In these chapters, Huck's relationship to his father is detailed. His father is a drunkard and a thief and tries to undo everything that the widow has done. Huck is caught in the middle between the two; he enjoys the freedom that his father experiences, but the beatings he receives from his father are severe and contrast the depths of kindness that the widow offers. His father's rants against the government show a selfish and prejudiced mind. He rages about the freed slave who he encounters in town and his rage against the man's nerve to be educated is a chilling portrait of the general atmosphere of racial prejudice and hatred in the time before the Civil War. The freed slave is in every respect superior to Huck's father, yet his father still feels that he is the superior by far solely on the basis of color. Similarly, Huck's father is someone who feels that he has the right to whatever he wants to take, a character trait which will be shared by the duke and the king, who Huck meets later in the novel.

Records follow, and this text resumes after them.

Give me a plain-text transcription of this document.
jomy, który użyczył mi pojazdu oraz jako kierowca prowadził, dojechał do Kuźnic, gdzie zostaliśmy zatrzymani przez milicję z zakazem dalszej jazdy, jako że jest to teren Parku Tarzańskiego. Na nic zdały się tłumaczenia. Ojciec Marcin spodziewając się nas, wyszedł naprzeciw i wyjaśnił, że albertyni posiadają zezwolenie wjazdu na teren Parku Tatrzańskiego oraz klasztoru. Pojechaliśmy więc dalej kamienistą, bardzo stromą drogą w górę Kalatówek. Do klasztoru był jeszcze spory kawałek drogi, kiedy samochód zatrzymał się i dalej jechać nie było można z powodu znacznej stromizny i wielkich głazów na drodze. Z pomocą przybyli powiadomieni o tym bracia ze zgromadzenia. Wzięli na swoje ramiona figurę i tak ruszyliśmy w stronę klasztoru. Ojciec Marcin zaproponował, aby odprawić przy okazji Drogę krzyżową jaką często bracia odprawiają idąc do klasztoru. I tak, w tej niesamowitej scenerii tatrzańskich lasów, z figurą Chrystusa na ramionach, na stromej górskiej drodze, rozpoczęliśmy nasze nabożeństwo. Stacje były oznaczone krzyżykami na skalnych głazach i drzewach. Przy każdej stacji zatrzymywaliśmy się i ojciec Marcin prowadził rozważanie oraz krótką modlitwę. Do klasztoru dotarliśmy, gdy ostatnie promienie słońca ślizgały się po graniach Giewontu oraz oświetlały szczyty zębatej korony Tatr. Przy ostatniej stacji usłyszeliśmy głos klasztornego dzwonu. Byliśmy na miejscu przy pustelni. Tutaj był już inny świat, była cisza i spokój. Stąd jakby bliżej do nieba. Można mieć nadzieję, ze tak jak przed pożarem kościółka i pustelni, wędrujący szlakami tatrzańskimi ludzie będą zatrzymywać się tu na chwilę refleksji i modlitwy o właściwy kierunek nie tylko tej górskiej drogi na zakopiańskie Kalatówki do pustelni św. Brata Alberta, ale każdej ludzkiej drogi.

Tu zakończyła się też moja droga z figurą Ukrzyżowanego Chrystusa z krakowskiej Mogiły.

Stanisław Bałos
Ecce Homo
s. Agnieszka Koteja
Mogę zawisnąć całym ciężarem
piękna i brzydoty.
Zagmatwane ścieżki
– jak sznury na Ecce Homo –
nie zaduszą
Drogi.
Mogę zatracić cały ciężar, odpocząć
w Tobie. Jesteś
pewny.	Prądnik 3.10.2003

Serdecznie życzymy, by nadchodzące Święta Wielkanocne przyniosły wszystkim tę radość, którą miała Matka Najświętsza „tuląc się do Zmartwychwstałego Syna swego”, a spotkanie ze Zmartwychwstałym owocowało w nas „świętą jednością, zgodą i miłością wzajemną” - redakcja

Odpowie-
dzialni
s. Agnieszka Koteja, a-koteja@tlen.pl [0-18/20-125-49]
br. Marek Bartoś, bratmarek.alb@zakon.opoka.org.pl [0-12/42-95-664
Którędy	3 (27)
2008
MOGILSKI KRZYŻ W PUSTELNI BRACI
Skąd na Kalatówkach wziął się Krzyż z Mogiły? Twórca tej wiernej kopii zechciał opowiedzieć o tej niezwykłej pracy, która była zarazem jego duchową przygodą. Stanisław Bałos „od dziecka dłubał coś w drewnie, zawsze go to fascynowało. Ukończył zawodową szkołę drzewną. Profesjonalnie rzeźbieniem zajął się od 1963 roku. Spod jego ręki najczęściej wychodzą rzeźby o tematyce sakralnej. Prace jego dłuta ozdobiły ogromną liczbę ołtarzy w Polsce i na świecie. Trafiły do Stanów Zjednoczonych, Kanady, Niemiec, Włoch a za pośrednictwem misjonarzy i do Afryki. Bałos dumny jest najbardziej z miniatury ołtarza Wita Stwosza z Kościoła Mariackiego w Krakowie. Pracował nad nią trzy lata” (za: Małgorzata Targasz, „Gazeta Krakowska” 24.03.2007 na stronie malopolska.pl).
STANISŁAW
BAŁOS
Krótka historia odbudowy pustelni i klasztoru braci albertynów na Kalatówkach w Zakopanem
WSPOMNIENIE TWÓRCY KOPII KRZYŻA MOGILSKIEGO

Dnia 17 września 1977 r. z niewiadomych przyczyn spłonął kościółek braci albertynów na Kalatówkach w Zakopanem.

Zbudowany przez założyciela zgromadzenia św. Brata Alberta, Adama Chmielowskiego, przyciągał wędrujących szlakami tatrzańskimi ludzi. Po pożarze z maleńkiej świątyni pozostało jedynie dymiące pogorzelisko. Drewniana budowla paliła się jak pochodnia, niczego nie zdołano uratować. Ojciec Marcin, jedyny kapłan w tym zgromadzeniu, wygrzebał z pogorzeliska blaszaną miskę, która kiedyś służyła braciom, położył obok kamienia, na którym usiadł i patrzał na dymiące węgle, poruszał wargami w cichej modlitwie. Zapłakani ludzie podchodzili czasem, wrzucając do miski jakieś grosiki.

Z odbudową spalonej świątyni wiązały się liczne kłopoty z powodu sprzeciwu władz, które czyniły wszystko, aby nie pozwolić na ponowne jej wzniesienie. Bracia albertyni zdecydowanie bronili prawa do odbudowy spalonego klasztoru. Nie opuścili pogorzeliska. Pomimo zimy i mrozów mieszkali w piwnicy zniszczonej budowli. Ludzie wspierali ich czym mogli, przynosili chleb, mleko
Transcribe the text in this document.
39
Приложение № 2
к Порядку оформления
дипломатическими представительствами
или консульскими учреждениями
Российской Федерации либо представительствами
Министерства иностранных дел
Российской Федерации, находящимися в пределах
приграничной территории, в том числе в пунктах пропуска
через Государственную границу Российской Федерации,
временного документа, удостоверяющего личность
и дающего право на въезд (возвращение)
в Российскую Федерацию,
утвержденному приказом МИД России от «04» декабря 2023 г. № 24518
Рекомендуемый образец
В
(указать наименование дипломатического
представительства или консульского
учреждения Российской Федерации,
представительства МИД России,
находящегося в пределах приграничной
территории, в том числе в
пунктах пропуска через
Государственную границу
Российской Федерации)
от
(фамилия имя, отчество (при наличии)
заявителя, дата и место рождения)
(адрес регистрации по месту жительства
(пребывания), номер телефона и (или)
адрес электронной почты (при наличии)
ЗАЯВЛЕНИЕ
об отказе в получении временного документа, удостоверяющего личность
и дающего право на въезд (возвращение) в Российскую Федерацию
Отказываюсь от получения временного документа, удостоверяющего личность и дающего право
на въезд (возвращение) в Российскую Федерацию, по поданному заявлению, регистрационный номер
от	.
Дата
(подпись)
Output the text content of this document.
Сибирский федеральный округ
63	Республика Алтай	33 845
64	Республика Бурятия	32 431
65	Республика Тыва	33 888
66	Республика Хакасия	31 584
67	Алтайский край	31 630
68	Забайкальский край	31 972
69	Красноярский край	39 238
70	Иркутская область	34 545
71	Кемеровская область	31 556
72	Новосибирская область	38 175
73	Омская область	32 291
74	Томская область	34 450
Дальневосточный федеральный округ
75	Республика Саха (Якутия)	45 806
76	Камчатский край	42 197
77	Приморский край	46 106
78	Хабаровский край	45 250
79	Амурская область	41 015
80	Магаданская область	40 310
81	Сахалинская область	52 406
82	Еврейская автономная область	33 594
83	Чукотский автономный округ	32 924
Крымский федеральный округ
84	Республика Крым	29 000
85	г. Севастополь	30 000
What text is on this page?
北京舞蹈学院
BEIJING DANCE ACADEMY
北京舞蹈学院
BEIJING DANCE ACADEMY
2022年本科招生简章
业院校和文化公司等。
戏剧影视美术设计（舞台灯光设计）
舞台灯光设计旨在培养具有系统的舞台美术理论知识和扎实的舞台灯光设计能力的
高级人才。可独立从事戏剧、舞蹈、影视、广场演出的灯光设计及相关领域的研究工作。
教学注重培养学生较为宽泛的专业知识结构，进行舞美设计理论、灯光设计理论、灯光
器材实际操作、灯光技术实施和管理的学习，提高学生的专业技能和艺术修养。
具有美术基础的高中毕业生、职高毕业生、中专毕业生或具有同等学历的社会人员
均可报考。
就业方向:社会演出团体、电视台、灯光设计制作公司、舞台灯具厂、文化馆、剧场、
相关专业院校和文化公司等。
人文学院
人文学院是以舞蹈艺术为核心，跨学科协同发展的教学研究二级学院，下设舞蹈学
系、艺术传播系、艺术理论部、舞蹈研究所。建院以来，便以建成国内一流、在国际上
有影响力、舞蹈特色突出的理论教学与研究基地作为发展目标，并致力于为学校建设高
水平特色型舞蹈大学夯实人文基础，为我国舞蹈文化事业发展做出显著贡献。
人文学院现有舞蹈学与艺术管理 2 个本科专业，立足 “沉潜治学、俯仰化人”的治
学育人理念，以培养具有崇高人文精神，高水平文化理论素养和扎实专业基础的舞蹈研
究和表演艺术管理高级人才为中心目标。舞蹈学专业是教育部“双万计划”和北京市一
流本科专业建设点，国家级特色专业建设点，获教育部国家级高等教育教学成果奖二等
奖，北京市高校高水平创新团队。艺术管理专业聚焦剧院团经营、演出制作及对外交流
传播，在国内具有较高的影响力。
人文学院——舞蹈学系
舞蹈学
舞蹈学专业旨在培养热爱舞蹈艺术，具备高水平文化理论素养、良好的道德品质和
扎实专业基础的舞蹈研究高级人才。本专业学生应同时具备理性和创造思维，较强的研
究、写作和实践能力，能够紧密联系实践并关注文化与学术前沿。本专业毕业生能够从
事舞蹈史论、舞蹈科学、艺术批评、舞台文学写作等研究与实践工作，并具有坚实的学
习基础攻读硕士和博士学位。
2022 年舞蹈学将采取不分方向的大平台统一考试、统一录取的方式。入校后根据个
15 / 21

Huck's escape sets up the rest of the novel, as he puts himself in a position in which he cannot return to his former life and he must move forward in a new direction. In this way, he begins his progression into maturity, which will be a focus of the novel from this point forward. These chapters show Huck's character more fully, as he reacts to his father's negativity. He enjoys spiting his father, going to school in order to make him angry, yet he has the control to keep quiet when it is necessary to avoid being beaten. He recognizes the fallacies in his father's arguments and has the presence of mind to make a plan for escape. Huck is clearly a character who knows how to take advantage of a situation and is smart enough to achieve the maximum benefits from any given circumstances. As he will further demonstrate in the following chapters, he tends to act in response to circumstances, rather than to initiate the situations himself. For example, he only thinks of his escape when he realizes that he cannot continue life with his father. His plans change once he finds a canoe floating down the river. He is flexible and sensitive to the opportunities that present themselves. He is quick thinking, and smart. Perhaps Huck is Tom's inferior when it comes to imagination, he is his superior when it comes to survival.
Another facet of his character is that he does not act with the intent to hurt anyone; he only does what he needs to do in order to protect himself. He does not wish to hurt his father or to withhold the money from him because he is selfish. He understands that his father would immediately squander the money and only use it to wreak havoc in town. He does not want to upset the widow or make her regret his leaving, he just wants to be able to be free to live his life in the way that he wishes.